И всё бы у меня хорошо было, если бы моему начальнику пятьдесят лет не стукнуло. Это же юбилей, а где юбилей, там и банкет. Собрались мы после работы. Скромно всё так, на пустой желудок. Я всегда тихий был, малообщительный, ведь если с человеком поближе сойдёшься, он всегда норовит о тебе высказаться. А здесь я выпил немного. Нельзя было не пить: вон один не пил, — так у него кто-то насчёт язвы интересовался.
Потом музыка заиграла, танцы начались. Ко мне Алла подходит, а мы с ней раньше разве что здоровались только.
— Вы, Человеков, на танец меня пригласить не хотите?
— Хочу, — говорю.
Ну и пригласил я её на танец.
Танцуем мы, а она большая такая, приятная, в два обхвата.
— А я и не знала, что вы нахальный, Человеков, — говорит она. И смеётся.
Я, понятное дело, становлюсь нахальным.
— А ты смелый, — говорит она, — я тебе, наверно, нравлюсь…
И начинает она мне нравиться прямо до невозможности.
А тут ещё сослуживец-язва с девицей в парике мимо протанцовывает и женихом и невестой нас ни с того ни с сего называет.
Делать нечего. Поженились мы с Аллой. Вот тогда это и случилось.

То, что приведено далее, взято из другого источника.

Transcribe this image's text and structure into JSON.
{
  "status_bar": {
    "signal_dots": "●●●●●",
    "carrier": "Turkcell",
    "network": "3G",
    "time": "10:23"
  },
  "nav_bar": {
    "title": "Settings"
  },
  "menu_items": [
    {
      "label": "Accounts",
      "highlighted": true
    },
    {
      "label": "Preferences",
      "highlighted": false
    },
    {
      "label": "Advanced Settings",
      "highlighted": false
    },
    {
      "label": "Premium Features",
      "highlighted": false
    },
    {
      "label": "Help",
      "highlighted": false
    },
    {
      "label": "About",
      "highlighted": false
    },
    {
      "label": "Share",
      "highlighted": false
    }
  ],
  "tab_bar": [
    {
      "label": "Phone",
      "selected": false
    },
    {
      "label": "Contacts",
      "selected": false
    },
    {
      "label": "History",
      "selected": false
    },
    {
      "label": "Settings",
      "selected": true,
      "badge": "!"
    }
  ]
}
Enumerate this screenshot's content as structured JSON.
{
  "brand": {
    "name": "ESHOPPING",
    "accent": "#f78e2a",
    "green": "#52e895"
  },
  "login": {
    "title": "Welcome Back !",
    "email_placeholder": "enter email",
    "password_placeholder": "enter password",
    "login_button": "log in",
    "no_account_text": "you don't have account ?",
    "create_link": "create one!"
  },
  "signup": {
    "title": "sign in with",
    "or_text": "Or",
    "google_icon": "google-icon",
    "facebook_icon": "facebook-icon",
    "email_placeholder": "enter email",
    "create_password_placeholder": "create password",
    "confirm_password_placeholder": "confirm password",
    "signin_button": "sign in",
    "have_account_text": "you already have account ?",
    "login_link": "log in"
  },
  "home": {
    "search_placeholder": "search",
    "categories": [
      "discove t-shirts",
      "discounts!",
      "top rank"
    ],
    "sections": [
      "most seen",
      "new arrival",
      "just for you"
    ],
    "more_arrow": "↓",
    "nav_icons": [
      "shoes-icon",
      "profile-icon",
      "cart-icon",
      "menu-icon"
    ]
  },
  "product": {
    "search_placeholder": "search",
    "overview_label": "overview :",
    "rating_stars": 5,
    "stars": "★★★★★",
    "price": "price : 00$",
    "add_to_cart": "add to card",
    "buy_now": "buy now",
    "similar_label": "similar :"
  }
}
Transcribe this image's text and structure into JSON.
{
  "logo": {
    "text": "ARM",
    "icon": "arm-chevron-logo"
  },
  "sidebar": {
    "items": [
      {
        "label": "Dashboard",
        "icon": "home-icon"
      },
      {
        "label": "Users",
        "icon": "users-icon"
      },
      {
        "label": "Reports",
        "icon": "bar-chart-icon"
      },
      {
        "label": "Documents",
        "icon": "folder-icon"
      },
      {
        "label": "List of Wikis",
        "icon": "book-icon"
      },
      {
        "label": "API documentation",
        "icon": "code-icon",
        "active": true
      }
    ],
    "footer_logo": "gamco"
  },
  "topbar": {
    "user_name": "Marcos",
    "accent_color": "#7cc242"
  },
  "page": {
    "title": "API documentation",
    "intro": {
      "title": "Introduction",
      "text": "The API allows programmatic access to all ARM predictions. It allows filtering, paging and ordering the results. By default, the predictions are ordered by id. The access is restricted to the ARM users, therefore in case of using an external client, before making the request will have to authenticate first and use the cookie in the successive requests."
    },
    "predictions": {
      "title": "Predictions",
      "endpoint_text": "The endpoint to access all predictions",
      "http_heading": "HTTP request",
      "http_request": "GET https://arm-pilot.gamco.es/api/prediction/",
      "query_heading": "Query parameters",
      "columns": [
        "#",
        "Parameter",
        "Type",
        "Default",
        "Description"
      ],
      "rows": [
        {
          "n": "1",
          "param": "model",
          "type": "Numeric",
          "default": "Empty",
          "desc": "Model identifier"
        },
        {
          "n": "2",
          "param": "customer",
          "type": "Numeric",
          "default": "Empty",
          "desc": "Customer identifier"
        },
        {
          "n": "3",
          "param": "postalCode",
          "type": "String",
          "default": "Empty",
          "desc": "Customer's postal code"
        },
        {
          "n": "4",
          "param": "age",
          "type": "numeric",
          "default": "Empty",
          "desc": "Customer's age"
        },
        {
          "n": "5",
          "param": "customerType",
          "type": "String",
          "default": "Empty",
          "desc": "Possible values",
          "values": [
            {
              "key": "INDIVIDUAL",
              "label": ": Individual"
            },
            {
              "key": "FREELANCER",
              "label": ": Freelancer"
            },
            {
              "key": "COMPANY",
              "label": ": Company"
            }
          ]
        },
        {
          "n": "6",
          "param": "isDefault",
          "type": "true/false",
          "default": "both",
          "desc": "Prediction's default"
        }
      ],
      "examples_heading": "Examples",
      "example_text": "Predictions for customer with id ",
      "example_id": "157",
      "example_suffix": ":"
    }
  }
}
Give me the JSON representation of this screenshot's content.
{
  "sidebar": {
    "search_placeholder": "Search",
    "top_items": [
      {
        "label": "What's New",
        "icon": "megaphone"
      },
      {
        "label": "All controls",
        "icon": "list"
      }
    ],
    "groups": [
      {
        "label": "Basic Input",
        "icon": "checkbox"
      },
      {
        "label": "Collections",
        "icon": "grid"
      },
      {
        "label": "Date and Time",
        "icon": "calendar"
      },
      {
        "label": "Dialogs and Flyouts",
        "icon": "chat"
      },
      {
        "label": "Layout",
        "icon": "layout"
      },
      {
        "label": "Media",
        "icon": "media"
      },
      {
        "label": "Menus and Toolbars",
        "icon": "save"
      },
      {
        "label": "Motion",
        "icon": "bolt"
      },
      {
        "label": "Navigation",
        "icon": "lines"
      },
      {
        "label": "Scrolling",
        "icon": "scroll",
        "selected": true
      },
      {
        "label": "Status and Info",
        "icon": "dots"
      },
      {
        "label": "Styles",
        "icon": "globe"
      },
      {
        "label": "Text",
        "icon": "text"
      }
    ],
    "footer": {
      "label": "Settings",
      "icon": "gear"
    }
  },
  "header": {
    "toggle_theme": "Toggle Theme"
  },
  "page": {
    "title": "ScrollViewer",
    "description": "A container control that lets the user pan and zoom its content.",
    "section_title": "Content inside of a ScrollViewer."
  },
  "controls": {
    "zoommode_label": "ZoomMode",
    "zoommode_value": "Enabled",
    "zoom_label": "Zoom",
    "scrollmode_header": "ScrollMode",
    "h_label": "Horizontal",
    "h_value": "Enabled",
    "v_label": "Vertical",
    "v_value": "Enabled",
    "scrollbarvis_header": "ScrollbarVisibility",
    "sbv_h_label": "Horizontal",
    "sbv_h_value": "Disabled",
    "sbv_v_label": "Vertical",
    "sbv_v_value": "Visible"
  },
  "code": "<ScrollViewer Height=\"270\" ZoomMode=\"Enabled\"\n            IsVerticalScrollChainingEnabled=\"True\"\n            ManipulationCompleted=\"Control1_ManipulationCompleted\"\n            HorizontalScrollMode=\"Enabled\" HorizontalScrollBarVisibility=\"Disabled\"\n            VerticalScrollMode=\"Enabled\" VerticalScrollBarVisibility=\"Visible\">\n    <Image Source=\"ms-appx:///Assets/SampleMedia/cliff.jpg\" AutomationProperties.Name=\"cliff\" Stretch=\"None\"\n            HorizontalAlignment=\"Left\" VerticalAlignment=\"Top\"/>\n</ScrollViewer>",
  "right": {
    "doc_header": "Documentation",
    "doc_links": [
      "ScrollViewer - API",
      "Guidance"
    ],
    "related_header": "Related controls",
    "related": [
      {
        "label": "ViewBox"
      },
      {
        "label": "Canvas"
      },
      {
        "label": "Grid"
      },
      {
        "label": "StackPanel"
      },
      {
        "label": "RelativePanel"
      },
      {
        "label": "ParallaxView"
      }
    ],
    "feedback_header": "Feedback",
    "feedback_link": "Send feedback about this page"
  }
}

Расслабился я. Решил, что всё продумал и предусмотрел. В самом деле, общественным транспортом я не пользовался: для меня как для Человека это смертельно, того и гляди назовут как-нибудь не по-человечески. В магазины тоже не ходил: Аллу посылал, она у меня закалённая, её так просто не изменишь. В общем, из кожи лез, чтобы не задели мою восприимчивость, но разве всё предугадаешь…
Помню, ночь, хорошо мне, спокойно, луна в окно светит, из форточки свежий воздух поступает, и жена меня нежно так по плечу гладит, почти спит уже, а всё что-то шепчет, и вдруг превращаюсь я в лапушку-лапочку, большую и неуклюжую… Вспотел я весь от ужаса, пальцами пошевелить боюсь. Хорошо ещё, что она заснула сразу и солнышком назвать меня не успела.
Страшную я провёл ночь. Нечеловеческую. А под утро она во сне разметалась на моей ладони и шепчёт:
— Человеков, Человеков, где ты…
Опять стал Человековым.
После этого случая я совершил непоправимую ошибку. Я стал на ночь затыкать уши ватой.